Avant ce 15 août la commune était englobée à l'intérieur du front constituant la poche de Falaise qui sera fermée le 20. Le 5 août, la population était partie en exode vers le sud.
Réfugiés : comme dans de nombreuses communes françaises, dès le début de la guerre en 1940, des réfugiés s'établirent à St-Vigor et d'autres arrivèrent également après le débarquement du 6 juin 44 suite aux destructions des villes. Tous furent contraints à l'exode du mois d'août. Ces réfugiés gardèrent toujours des liens étroits avec les habitants après leur retour dans leurs foyers d'origine.
 
 
 
 
 
 
 
 
 
 
 
 
 
 

Berjou / Cahan

Lors de la bataille de Normandie pendant l'été 1944, les hauteurs de Berjou et de la commune voisine de Cahan sont données comme objectifs à la 214e brigade de la 43rd Wessex Division. Les combats commencent le 15 août à 17 h 30 lors de la traversée du Noireau et dans les bois sur les pentes.
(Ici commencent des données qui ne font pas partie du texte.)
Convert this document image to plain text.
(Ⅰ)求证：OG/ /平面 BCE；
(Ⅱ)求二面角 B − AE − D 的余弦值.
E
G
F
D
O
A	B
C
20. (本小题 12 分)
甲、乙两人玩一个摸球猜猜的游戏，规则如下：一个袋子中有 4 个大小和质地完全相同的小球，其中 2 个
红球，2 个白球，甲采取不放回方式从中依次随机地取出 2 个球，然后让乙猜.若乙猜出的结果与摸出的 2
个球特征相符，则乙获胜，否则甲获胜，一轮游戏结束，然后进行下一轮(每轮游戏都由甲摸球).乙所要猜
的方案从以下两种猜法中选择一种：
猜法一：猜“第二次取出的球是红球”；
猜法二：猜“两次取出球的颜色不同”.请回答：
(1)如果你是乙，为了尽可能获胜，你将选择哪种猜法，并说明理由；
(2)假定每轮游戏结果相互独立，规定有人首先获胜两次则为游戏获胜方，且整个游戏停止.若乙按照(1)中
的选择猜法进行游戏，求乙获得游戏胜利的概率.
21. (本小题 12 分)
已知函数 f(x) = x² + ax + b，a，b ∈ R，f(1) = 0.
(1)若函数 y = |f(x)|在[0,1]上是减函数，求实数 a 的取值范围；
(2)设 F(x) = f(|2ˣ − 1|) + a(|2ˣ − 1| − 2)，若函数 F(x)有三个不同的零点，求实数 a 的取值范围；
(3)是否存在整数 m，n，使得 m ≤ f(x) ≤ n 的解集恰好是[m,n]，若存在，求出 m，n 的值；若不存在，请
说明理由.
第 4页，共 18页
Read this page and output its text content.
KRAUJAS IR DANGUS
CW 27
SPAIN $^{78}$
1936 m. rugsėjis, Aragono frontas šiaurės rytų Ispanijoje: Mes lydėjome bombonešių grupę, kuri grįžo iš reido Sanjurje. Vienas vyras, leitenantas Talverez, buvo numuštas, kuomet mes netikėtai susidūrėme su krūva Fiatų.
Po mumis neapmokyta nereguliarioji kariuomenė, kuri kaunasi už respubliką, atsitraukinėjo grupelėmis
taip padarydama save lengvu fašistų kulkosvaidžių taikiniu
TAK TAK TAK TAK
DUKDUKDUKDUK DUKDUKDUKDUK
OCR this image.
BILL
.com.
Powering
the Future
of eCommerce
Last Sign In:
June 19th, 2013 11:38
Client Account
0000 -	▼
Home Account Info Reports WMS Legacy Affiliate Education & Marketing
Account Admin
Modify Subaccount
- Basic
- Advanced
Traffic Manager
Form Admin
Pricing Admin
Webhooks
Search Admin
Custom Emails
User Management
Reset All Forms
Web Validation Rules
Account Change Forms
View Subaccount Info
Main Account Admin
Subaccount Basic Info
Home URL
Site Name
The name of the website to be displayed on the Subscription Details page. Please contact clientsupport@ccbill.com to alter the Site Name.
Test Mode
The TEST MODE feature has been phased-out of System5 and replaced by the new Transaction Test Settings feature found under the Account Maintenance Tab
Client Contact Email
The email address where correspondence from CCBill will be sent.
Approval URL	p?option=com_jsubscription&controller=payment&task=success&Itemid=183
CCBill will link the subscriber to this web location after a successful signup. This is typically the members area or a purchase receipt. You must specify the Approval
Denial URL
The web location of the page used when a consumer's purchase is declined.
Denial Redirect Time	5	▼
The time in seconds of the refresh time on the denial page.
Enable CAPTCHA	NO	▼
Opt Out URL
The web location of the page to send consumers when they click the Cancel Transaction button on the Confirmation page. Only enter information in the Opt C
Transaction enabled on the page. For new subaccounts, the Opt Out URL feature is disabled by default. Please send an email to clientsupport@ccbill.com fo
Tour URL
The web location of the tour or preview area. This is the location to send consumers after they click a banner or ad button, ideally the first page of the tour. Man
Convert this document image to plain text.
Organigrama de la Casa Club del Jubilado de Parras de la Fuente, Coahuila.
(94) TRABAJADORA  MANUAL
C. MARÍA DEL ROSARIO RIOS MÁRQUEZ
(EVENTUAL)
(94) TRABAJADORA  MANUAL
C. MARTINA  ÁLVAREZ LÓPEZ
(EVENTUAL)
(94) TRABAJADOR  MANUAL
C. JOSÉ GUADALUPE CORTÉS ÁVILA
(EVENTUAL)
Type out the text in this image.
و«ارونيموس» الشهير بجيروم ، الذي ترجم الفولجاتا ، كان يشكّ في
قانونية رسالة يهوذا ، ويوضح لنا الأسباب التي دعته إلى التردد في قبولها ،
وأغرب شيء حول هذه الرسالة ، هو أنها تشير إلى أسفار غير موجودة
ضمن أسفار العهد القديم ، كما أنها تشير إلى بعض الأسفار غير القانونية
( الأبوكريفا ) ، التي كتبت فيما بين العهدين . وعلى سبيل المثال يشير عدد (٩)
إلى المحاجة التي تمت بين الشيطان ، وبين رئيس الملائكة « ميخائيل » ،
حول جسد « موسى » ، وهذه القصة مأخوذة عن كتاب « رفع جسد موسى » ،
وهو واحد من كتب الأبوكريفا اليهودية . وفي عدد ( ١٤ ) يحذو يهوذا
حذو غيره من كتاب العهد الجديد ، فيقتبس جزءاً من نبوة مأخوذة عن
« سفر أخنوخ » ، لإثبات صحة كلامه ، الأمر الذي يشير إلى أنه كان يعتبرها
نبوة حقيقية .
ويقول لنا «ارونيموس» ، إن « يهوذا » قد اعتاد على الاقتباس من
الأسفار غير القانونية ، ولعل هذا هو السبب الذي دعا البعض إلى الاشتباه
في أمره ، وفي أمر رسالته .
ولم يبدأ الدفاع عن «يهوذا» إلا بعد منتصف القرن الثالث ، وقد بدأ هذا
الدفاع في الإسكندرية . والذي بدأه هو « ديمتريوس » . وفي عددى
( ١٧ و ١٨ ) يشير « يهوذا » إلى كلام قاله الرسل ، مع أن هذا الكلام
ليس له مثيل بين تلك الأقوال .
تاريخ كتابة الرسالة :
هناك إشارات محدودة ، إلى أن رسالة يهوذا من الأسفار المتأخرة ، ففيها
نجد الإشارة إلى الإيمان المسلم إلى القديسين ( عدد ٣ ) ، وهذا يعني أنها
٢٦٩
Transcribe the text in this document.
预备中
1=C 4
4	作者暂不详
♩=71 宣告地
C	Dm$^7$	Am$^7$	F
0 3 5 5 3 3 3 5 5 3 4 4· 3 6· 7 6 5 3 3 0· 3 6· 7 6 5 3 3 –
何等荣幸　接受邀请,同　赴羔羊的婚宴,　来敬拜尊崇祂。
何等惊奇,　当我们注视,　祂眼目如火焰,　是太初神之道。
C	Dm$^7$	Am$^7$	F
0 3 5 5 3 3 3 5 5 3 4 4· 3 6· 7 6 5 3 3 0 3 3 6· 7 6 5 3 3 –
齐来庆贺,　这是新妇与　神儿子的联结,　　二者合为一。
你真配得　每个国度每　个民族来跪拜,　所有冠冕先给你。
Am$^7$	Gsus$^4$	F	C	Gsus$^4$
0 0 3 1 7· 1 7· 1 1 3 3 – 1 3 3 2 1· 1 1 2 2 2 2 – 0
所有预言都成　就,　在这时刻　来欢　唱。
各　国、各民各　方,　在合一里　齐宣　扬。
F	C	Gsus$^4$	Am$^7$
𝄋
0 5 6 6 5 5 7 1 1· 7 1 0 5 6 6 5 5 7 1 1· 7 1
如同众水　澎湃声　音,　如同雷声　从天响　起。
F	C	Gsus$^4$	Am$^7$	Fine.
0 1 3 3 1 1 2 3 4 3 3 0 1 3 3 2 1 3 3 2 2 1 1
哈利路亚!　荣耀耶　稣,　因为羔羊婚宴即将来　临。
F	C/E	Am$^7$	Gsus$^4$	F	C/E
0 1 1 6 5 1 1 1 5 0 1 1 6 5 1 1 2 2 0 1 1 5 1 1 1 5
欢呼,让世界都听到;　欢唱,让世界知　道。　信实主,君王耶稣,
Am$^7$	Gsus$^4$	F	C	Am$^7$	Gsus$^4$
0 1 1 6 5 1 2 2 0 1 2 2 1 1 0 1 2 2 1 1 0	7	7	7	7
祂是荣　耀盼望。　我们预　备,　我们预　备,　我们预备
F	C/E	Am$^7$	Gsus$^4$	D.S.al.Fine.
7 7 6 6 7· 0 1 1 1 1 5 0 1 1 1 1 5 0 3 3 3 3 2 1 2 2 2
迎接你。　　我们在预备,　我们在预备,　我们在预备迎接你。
Ils se déroulent toute la journée du 16 sur les hauteurs avec l'appui des chars Sherman du Sherwood Rangers Yeomanry (en) de la 8e brigade blindée britannique.
 
Entre 1 600 et 2 200 civils trouvent abri dans le tunnel des Gouttes pendant les combats et les jours qui les ont précédés. Cet épisode marque pour les deux unités britanniques la fin de la bataille de Normandie et prennent dans les hameaux alentour une pause de quelques jours avant de s'élancer vers la Seine et la Belgique.
 
Le bilan des tués est estimé à plus de cinquante Britanniques dans les quatre bataillons engagés (1st Worcesters Regiment, 5th Duke of Cornwall Light Infantry, 7th Somerset Light Infantry, Sherwood Rangers Yeomanry), plus du double (voire triple, sans source disponible) pour les groupes de combats allemands (soldats appartenant à la 276e div. d'infanterie et à la 3e div. parachutiste) et environ une trentaine de civils, y compris des communes environnantes, à cause des mitraillages et autres tirs d'artillerie. Plusieurs milliers d'impacts d'obus de tout calibre ont marqué les deux communes où se sont déroulés les combats ; le bourg de Berjou est fortement détruit.
 
Cette bataille a fait l'objet de commémorations avec les vétérans britanniques au monument aux morts de la commune en 1994, 2004 et 2014. Un musée leur est dédié à Berjou.
 
 
 
Le tunnel des gouttes est réputé pour avoir abrité le train spécial « Sonderzug Asien » d'Hermann Goering, probablement au printemps 1941, à l'occasion d'une réunion de généraux allemands. Durant l'été 1944 il a accueilli près de 1 200 réfugiés des environs pendant la bataille qui conduisit à l'encerclement de la 7e armée allemande dans la poche de Falaise. La voie Caen-Flers s'est trouvée sur la ligne de front du 7 au 17 août 1944.